The use of oral semaglutide does not reduce the speed of clinical progression in individuals with early Alzheimer's disease (AD), according to the results to two phase III trials.

Conducted across 566 sites in 40 countries, the evoke and evoke+ trials evaluated the efficacy and safety of oral semaglutide up to 14 mg once daily in individuals with amyloid-confirmed AD who were between 55 and 85 years of age and had mild cognitive impairment or mild dementia due to AD. In evoke+, those with significant small vessel pathology were included.

A total of 3,808 individuals (mean age 72.2 years) participated in the study, including 1,855 in evoke and 1,953 in evoke+ (2.8 percent had small vessel pathology). These participants were randomly assigned to receive once-daily semaglutide 14 mg (flexible dose) (928 in evoke, 976 in evoke+) or placebo (927 in evoke, 977 in evoke+) for up to 156 weeks.

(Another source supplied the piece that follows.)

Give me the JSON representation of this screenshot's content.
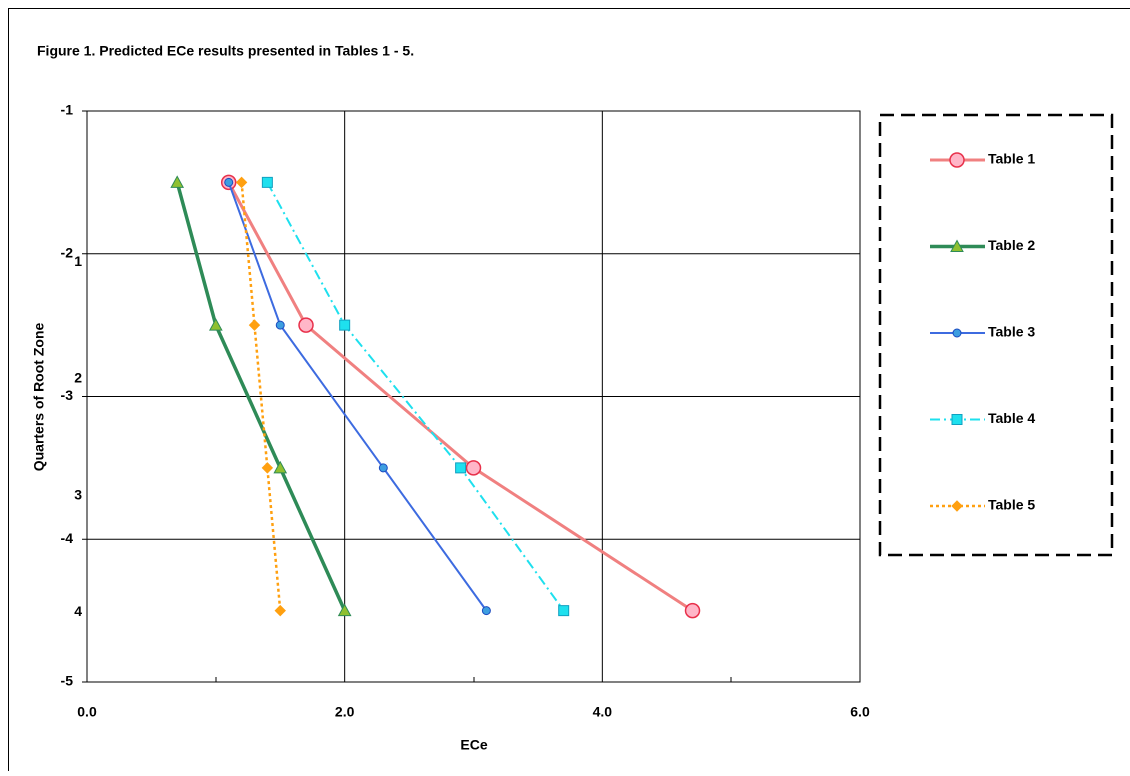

The primary endpoint was change from baseline in Clinical Dementia Rating—Sum of Boxes (CDR-SB) score at week 104.

The mean baseline CDR-SB score overall was 3.7. At week 104, CDR-SB score increased by 2.3 with semaglutide vs 2.3 with placebo in evoke (estimated difference, −0.08, 95 percent confidence interval [CI], −0.35 to 0.20; p=0.57) and by 2.2 vs 2.1, respectively, in evoke+ (estimated difference, 0.10, 95 percent CI, −0.17 to 0.38; p=0.46).

Treatment-emergent adverse events occurred in 91.2 percent of semaglutide-treated participants and 84.4 percent of placebo-treated participants. There were five deaths considered to be related to treatment by the investigators, including one in the semaglutide group and four in the placebo group.